Bu diyarda yetişkinlerin adı "büyük" değil, çocukmuş.
Saçlarını iki yanında atkuyruğu yapmış, pembe çiçekli mayosuyla ve insanların bakışlarına maruz kalmamak adına altına geçirdiği kot şortuyla seke seke yürüyen küçük Miren'im kayaları görür görmez elimi bıraktı. Babası Aksel Amca her ne kadar okumayı kızına küçük yaşlardan beri öğretmeye çalışsa da o ancak şimdi, sekiz yaşına bastığında öğrenebilmişti. Kayalardaki yazıyı heceleyerek, bir nebze de tiye alarak okudu. Okumayı geç sökmesine bakmayın, yaşıtlarına nazaran epey akıllıydı.
"Hani ben hiç yetişkin göremiyorum?" dedim Miren'e, bir yandan ona yetişmeye çalışıyordum... "Böyle önden koşmaya devam edersen yetişkinlerden birine dönüşmem de an meselesi ama!"

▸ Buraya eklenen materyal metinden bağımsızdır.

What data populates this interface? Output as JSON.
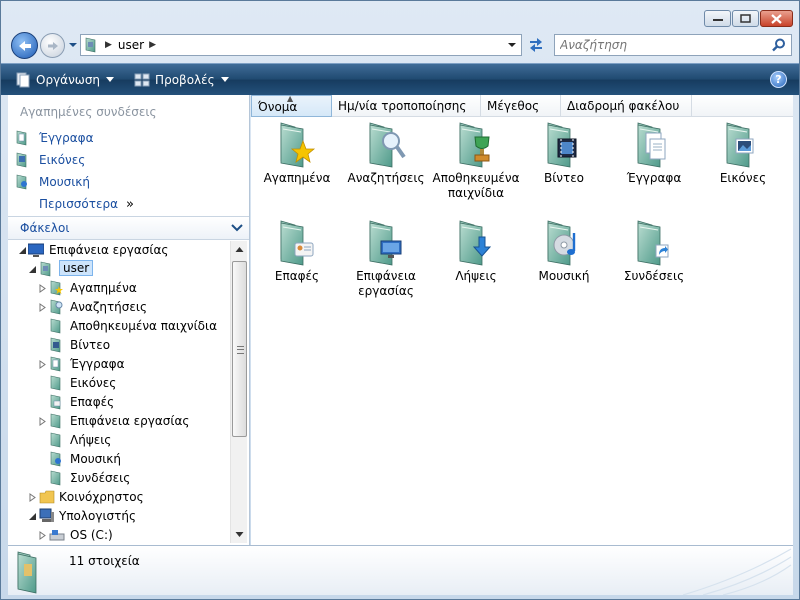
{
  "address": {
    "crumb": "user"
  },
  "search": {
    "placeholder": "Αναζήτηση"
  },
  "toolbar": {
    "organize": "Οργάνωση",
    "views": "Προβολές"
  },
  "nav": {
    "favorites_title": "Αγαπημένες συνδέσεις",
    "favorites": [
      {
        "label": "Έγγραφα"
      },
      {
        "label": "Εικόνες"
      },
      {
        "label": "Μουσική"
      }
    ],
    "more": "Περισσότερα",
    "folders_title": "Φάκελοι",
    "tree": [
      {
        "label": "Επιφάνεια εργασίας"
      },
      {
        "label": "user"
      },
      {
        "label": "Αγαπημένα"
      },
      {
        "label": "Αναζητήσεις"
      },
      {
        "label": "Αποθηκευμένα παιχνίδια"
      },
      {
        "label": "Βίντεο"
      },
      {
        "label": "Έγγραφα"
      },
      {
        "label": "Εικόνες"
      },
      {
        "label": "Επαφές"
      },
      {
        "label": "Επιφάνεια εργασίας"
      },
      {
        "label": "Λήψεις"
      },
      {
        "label": "Μουσική"
      },
      {
        "label": "Συνδέσεις"
      },
      {
        "label": "Κοινόχρηστος"
      },
      {
        "label": "Υπολογιστής"
      },
      {
        "label": "OS (C:)"
      }
    ]
  },
  "columns": {
    "name": "Όνομα",
    "modified": "Ημ/νία τροποποίησης",
    "size": "Μέγεθος",
    "path": "Διαδρομή φακέλου"
  },
  "items": [
    {
      "line1": "Αγαπημένα",
      "line2": ""
    },
    {
      "line1": "Αναζητήσεις",
      "line2": ""
    },
    {
      "line1": "Αποθηκευμένα",
      "line2": "παιχνίδια"
    },
    {
      "line1": "Βίντεο",
      "line2": ""
    },
    {
      "line1": "Έγγραφα",
      "line2": ""
    },
    {
      "line1": "Εικόνες",
      "line2": ""
    },
    {
      "line1": "Επαφές",
      "line2": ""
    },
    {
      "line1": "Επιφάνεια",
      "line2": "εργασίας"
    },
    {
      "line1": "Λήψεις",
      "line2": ""
    },
    {
      "line1": "Μουσική",
      "line2": ""
    },
    {
      "line1": "Συνδέσεις",
      "line2": ""
    }
  ],
  "status": {
    "count": "11 στοιχεία"
  }
}
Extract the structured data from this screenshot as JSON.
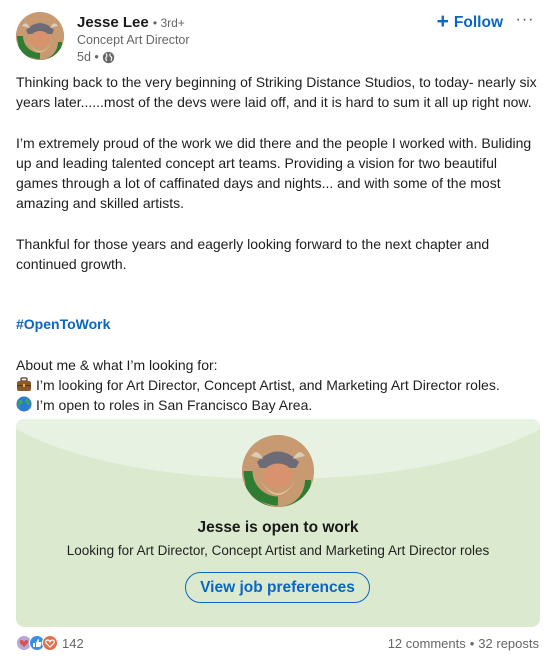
{
  "author": {
    "name": "Jesse Lee",
    "degree": "• 3rd+",
    "headline": "Concept Art Director",
    "time": "5d •",
    "visibility_icon": "globe-icon",
    "avatar_badge": "#OPENTOWORK"
  },
  "actions": {
    "follow_icon": "+",
    "follow_label": "Follow",
    "more_label": "···"
  },
  "post": {
    "paragraphs": [
      "Thinking back to the very beginning of Striking Distance Studios, to today- nearly six years later......most of the devs were laid off, and it is hard to sum it all up right now.",
      "I’m extremely proud of the work we did there and the people I worked with. Buliding up and leading talented concept art teams. Providing a vision for two beautiful games through a lot of caffinated days and nights... and with some of the most amazing and skilled artists.",
      "Thankful for those years and eagerly looking forward to the next chapter and continued growth."
    ],
    "hashtag": "#OpenToWork",
    "about_heading": "About me & what I’m looking for:",
    "about_items": [
      {
        "icon": "briefcase-icon",
        "text": "I’m looking for Art Director, Concept Artist, and Marketing Art Director roles."
      },
      {
        "icon": "globe-icon",
        "text": "I’m open to roles in San Francisco Bay Area."
      }
    ]
  },
  "open_to_work_card": {
    "title": "Jesse is open to work",
    "subtitle": "Looking for Art Director, Concept Artist and Marketing Art Director roles",
    "button_label": "View job preferences",
    "colors": {
      "background": "#dbeacf",
      "arc": "#e8f2e2",
      "badge": "#2e7d32",
      "accent": "#0a66c2"
    }
  },
  "social": {
    "reaction_icons": [
      "support-icon",
      "like-icon",
      "love-icon"
    ],
    "reaction_count": "142",
    "comments": "12 comments",
    "separator": "•",
    "reposts": "32 reposts"
  }
}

Ayağı kumsaldaki taşlardan birine takıldı. Az daha yüzüstü yere kapaklanıyordu fakat toparlayarak koşmaya devam etti. Aradaki mesafenin açılmasına çok izin vermeden bu kez yüzünü bana döndürdü ve geri geri gitmeye başladı.
"Amber, babama söylemezsin değil mi?"
"Seni kumsala getirdiğimi mi?"
Kıkırdayarak onaylayan bir tavırla başını salladı. Deniz, Miren'in eviydi. Bu yüzden mahalledeki pek çok çocukla iletişimi yoktu. Sanırım sadece benimle konuşmayı seviyordu ki ben de bu durumdan bir hayli mutluydum. Tükenmek bilmeyen bir enerjisi ve uçları seçilemeyen bir hayal gücü vardı. Babası Aksel Amca onu ne zaman bana emanet etse diğer çocukların yanına götürdüğümü, arkadaş edinmesine yardımcı olduğumu düşünürdü.
Pekâlâ, doğrusu hiç de öyle yapmıyordum.
"Baban seni yine denize getirdiğimi duysa beni sonsuza dek evinizden yasaklar, hanımefendi."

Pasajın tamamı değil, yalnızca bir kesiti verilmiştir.